On August 4, 2014, the Acute Communicable Disease Control Program of the Los Angeles County Department of Public Health received a report of three aseptic meningitis cases among football players at a county high school. An investigation was conducted to determine the extent of the outbreak, identify potential exposures, and recommend control measures. An outbreak-associated aseptic meningitis case was defined as an illness of any team or family member with onset during July 28–August 11 with 1) cerebrospinal fluid pleocytosis and negative bacterial culture or 2) an emergency department visit with headache, fever, and stiff neck. Ten cases were identified; nine in males, and one in a female; patient ages ranged from 13 to 17 years. All the patients sought care at an emergency department, and five were hospitalized, resulting in 12 total hospital days. All 10 patients have recovered. Eight patients were football players, and two were siblings of football players. The most affected subgroup was the junior varsity football team, with seven cases out of 57 players (attack rate = 12.3%); the relative risk for aseptic meningitis was higher among players who were linemen than among those who were not linemen (relative risk = 5.4 [p = 0.03]). Of the 10 patients, eight tested positive by polymerase chain reaction for enterovirus, and two were not tested. Echovirus testing was performed at the California Viral and Rickettsial Disease Laboratory. Of the eight specimens testing positive for enterovirus, seven tested positive for echovirus 30, and one specimen could not be typed because of insufficient quantity.

Echovirus 30 accounted for 4.5% of nonpolio enterovirus serotypes reported in the United States during 2006-2008 (1). Echovirus types 5, 9, 16, and 24 have been associated with aseptic meningitis outbreaks in football teams (2,3). However, this appears to be the first documented echovirus 30 aseptic meningitis outbreak in the United States among members of a sports team.

Investigators from the Acute Communicable Disease Control Program determined the most likely factors resulting in transmission included water bottles shared among football players, inadequate washing of water bottles, and poor hand hygiene. School staff members notified parents of the outbreak and likely mitigated infection sources. Summer football league games between the affected high school and nearby schools posed a risk for spread of infection; however, investigators pursued active case-finding in area hospitals and schools and identified no additional cases. School staff members were asked to encourage proper hand hygiene and discourage shared water bottles to avoid future outbreaks.

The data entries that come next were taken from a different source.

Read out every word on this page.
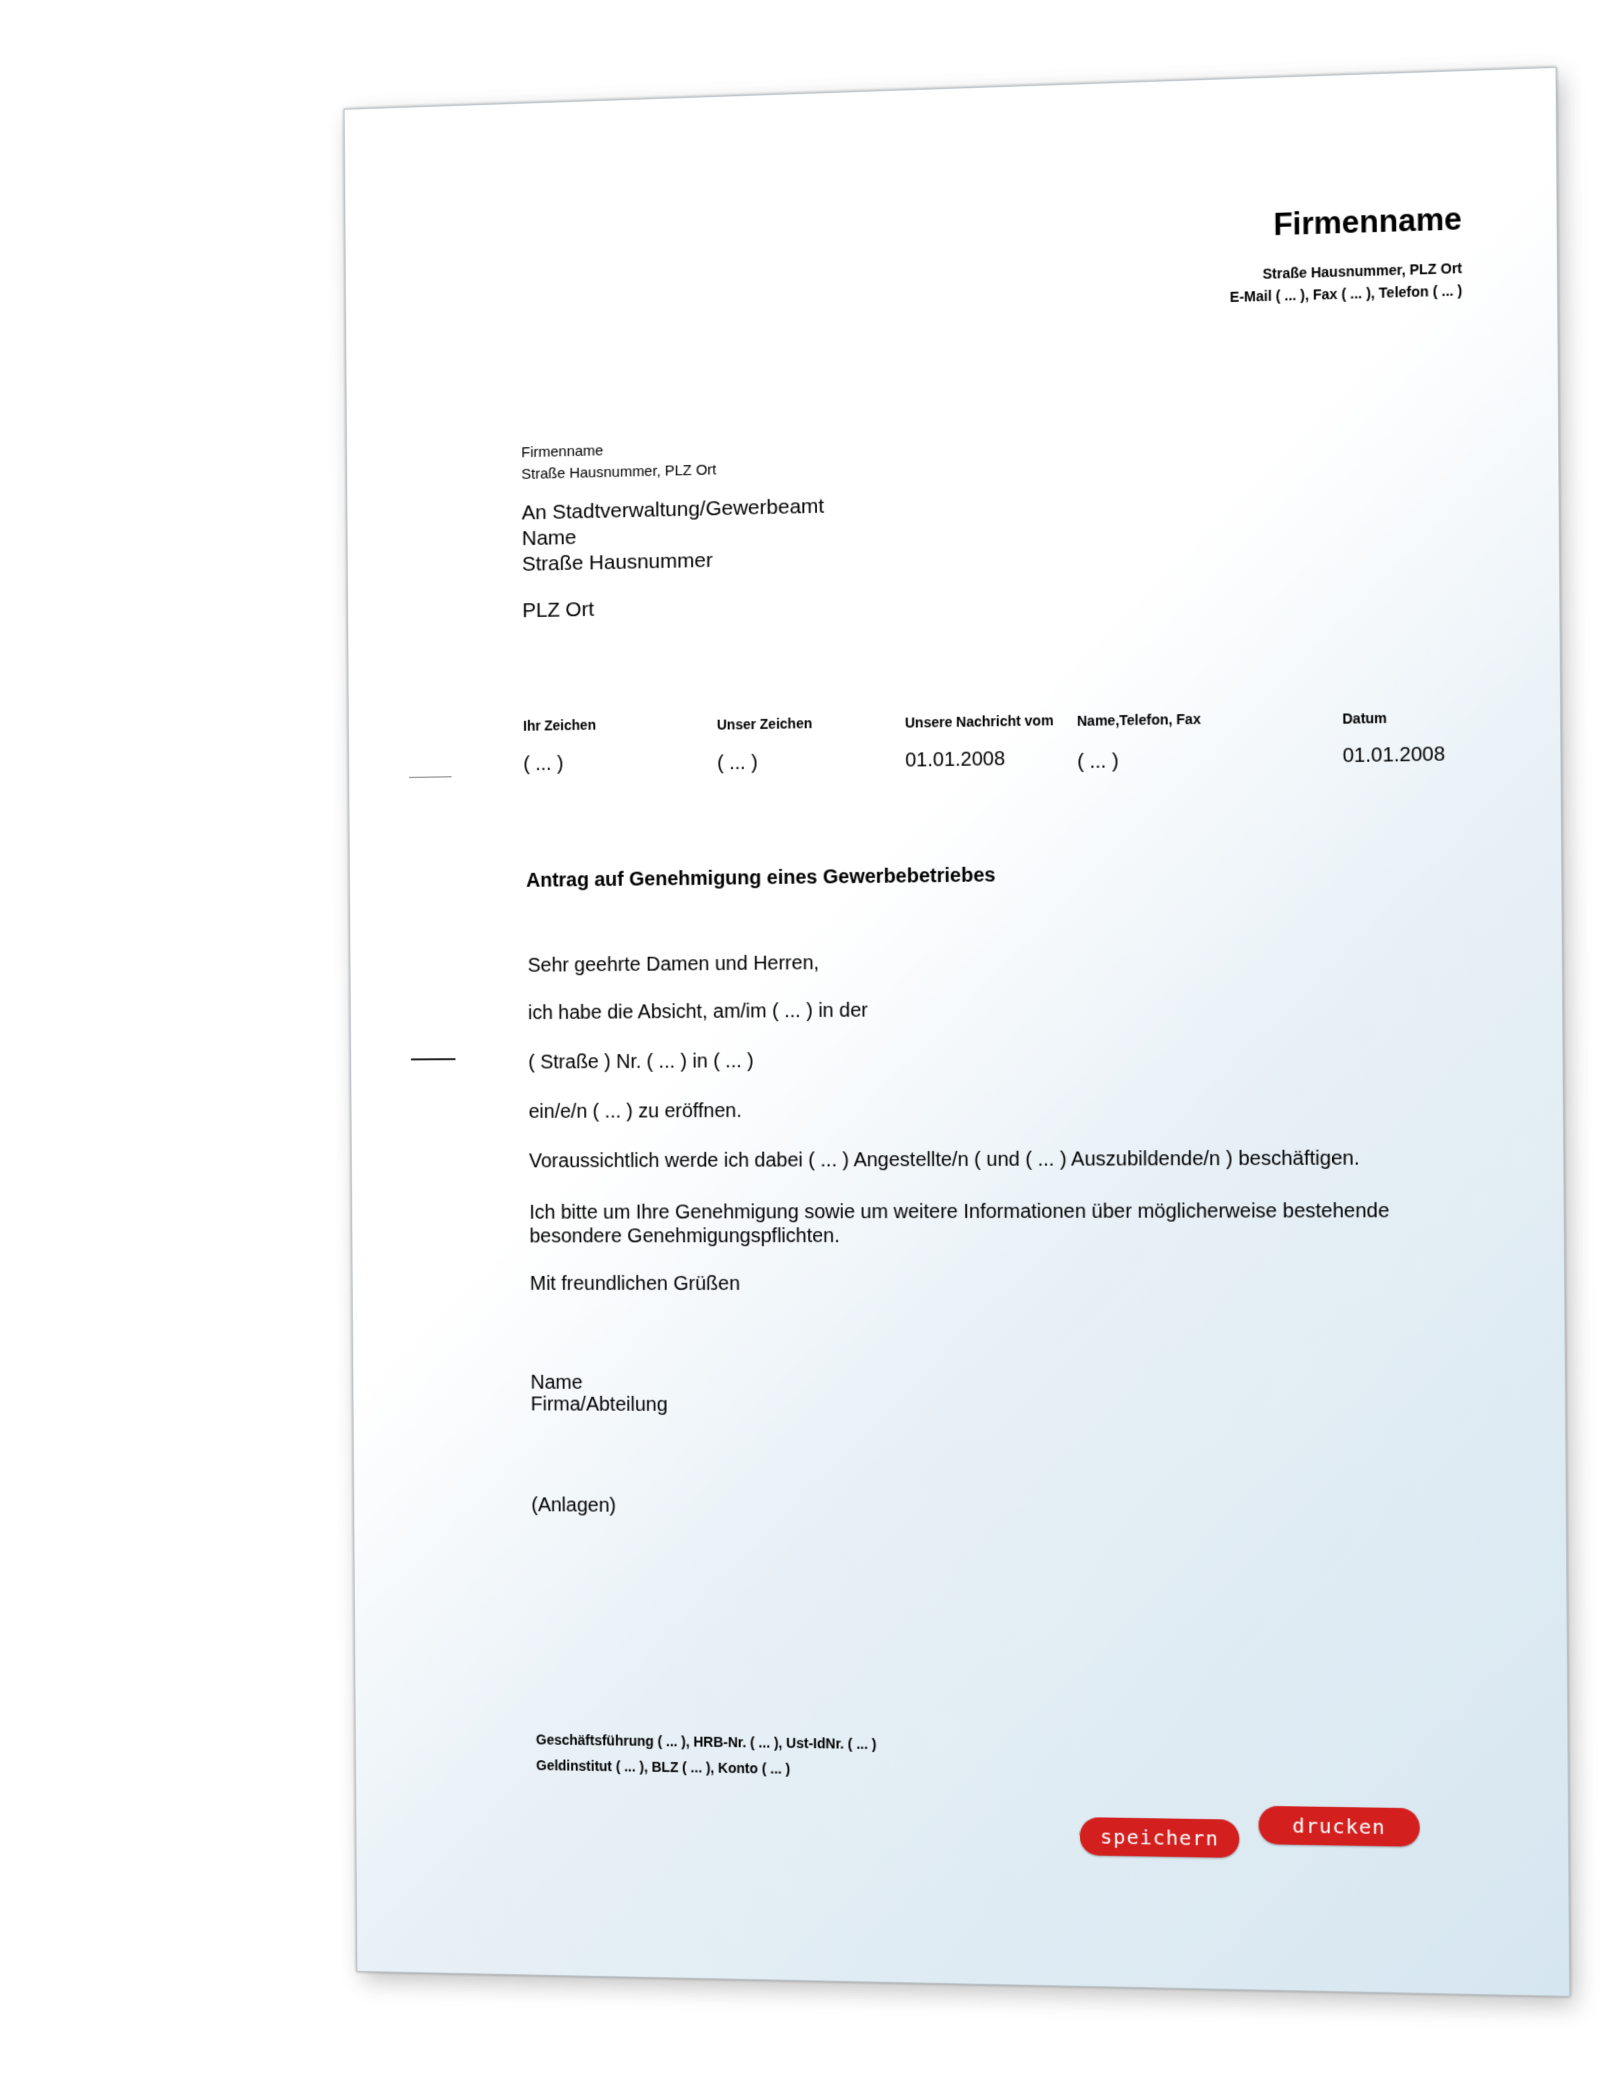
Firmenname
Straße Hausnummer, PLZ Ort
E-Mail ( ... ), Fax ( ... ), Telefon ( ... )
Firmenname
Straße Hausnummer, PLZ Ort
An Stadtverwaltung/Gewerbeamt
Name
Straße Hausnummer
PLZ Ort
Ihr Zeichen
( ... )
Unser Zeichen
( ... )
Unsere Nachricht vom
01.01.2008
Name,Telefon, Fax
( ... )
Datum
01.01.2008
Antrag auf Genehmigung eines Gewerbebetriebes
Sehr geehrte Damen und Herren,
ich habe die Absicht, am/im ( ... ) in der
( Straße ) Nr. ( ... ) in ( ... )
ein/e/n ( ... ) zu eröffnen.
Voraussichtlich werde ich dabei ( ... ) Angestellte/n ( und ( ... ) Auszubildende/n ) beschäftigen.
Ich bitte um Ihre Genehmigung sowie um weitere Informationen über möglicherweise bestehende
besondere Genehmigungspflichten.
Mit freundlichen Grüßen
Name
Firma/Abteilung
(Anlagen)
Geschäftsführung ( ... ), HRB-Nr. ( ... ), Ust-IdNr. ( ... )
Geldinstitut ( ... ), BLZ ( ... ), Konto ( ... )
speichern	drucken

1Acute Communicable Disease Control Program, Los Angeles County Department of Public Health, California; 2Office for State, Tribal, Local, and Territorial Support, CDC (Corresponding author: Curtis Croker,, 213-240-7941)


  1. CDC. Nonpolio enterovirus and human parechovirus surveillance—United States, 2006–2008. MMWR Morb Mortal Wkly Rep 2010;59:1577–80.
  2. Turbeville SD, Cowan LD, Greenfield RA. Infectious disease outbreaks in competitive sports. A review of the literature. Am J Sports Med 2006;34:1860–5.
  3. Baron RC, Hatch MH, Kleeman K, MacCormack JN. Aseptic meningitis among members of a high school football team: an outbreak associated with echovirus 16 infection. JAMA 1982;248:1724–7.